BY MARK SILVA
The Clinton administration's handling of Elian Gonzalez could cost Vice President Al Gore Cuban-American votes he needs to claim Florida in November's presidential election, but may have little impact elsewhere -- even among voters upset with Gore over Elian.
In New York, a poll released Tuesday shows that likely voters disapprove of Gore's own handling of the Elian custody case by a margin of 2-1. Yet Gore's 52-36 percent advantage over Texas Gov. George W. Bush in that state is unshaken after the raid that removed Elian from his Miami relatives' home, the poll shows.
Gore ``looked wimpy or wishy-washy to a lot of people,'' Maurice Carroll, director of the Quinnipiac College Polling Institute, which ran the survey, said this week. ``But New York is not Florida.
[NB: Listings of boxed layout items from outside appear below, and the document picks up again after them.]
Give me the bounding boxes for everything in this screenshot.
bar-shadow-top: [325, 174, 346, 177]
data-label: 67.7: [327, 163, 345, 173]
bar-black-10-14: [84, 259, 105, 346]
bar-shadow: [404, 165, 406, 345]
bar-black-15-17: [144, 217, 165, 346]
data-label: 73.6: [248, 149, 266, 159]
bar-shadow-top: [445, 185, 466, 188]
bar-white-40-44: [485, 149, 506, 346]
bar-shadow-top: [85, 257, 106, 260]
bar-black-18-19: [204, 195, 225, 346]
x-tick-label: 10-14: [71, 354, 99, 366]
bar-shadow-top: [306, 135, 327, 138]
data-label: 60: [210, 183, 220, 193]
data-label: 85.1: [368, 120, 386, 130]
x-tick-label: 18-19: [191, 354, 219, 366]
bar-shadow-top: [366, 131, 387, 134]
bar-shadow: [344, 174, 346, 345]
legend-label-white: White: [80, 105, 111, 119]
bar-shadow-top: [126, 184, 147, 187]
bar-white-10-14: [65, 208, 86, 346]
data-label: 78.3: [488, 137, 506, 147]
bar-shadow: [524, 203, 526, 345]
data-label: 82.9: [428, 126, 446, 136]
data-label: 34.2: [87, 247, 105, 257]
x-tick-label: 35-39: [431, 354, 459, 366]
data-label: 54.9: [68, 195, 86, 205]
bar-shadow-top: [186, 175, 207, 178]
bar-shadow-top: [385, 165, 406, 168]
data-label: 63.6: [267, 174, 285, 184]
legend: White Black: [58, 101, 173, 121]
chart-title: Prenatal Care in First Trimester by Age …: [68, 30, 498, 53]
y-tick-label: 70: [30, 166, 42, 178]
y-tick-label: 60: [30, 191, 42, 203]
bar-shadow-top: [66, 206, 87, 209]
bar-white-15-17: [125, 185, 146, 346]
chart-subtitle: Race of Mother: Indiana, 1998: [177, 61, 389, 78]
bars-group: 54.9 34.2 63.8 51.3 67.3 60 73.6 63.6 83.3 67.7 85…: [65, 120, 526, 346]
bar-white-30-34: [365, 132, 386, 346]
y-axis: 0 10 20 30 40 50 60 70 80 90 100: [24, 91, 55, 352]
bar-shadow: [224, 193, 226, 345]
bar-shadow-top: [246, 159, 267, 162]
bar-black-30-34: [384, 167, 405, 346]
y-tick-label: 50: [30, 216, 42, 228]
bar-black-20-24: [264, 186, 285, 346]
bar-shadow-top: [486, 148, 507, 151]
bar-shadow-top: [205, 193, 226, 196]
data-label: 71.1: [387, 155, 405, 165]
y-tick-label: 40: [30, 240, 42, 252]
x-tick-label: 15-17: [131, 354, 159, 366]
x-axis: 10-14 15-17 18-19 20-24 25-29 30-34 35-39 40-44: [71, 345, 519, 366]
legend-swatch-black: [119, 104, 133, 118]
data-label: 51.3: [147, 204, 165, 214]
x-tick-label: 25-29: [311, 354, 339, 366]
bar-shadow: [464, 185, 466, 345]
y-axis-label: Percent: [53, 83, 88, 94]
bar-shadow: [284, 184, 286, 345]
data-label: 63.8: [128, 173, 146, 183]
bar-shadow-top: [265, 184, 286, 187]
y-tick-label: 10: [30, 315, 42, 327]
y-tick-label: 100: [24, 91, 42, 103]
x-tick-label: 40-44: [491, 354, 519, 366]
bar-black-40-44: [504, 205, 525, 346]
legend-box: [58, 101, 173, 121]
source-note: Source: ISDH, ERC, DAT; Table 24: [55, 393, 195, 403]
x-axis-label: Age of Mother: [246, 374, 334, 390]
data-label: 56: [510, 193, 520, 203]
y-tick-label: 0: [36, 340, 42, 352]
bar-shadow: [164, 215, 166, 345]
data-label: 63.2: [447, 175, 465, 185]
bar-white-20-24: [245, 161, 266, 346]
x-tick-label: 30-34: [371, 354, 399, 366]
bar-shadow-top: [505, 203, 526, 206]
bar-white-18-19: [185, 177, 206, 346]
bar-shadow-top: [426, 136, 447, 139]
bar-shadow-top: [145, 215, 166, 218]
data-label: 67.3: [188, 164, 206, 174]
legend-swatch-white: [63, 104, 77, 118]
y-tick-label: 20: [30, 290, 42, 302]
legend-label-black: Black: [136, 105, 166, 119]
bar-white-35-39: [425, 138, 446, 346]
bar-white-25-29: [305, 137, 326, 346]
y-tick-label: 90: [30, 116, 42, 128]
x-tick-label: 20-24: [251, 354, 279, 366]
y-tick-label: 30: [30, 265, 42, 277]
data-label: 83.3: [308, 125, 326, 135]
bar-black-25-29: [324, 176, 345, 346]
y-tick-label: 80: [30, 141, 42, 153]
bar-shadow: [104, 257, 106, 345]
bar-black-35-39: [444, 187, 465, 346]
This is a case where they don't approve of him [on the Elian issue], but it's not an all-encompassing issue.''
Nationally, a new CNN/USA Today poll suggests the Elian saga has had no measurable impact on the election: Bush and Gore are in a virtual tie among likely voters nationwide. In the poll released Monday, Bush claimed 49 percent and Gore 44 percent, with a five-percentage-point margin of error.
However, some say, Gore's jockeying for a position on Elian apart from the administration's could prove harmful in ways more difficult to detect. The issue that could concern some voters, they say, is the appearance of Gore posturing for votes in Florida.
But in 187 days, when Americans choose a president, the five-month standoff over the 6-year-old Cuban boy rescued at sea by fishermen and removed from a Miami home by armed federal agents will be far from the minds of most voters -- except in Miami's Little Havana and other Cuban-American strongholds where 40 years of exile weigh heavily on hearts.
``It will matter to very few people, except for Cuban Americans, who will remember it vividly, as if it were yesterday,'' said Al Cardenas, Havana-born chairman of the Republican Party of Florida. ``No one will vote based on Elian except for Cuban Americans.''
The Elian vote in Florida could be enough to decide the election in a state holding nearly one-tenth of the electoral votes needed to name a president.
The race between Gore and Bush in Florida is close, with Bush holding a lead of only four to five percentage points in polls. An estimated 400,000 Cuban Americans -- two-thirds of those registered -- will vote. That is nearly 8 percent of the 5.3 million Floridians who voted in the last presidential election.
However, in the end, some observers say, none of this will matter. Bob Butterworth, attorney general and chairman of Gore's campaign in Florida, dismisses the impact of Elian even on Florida's vote: ``Both presidential candidates -- their positions have been the same on it.''
Gore, like Bush, has said since early December that a court should decide Elian's fate. Bush was first to go further, backing U.S. citizenship for Elian. In late March, Gore spoke out for permanent residency for Elian, a dramatic break from Clinton.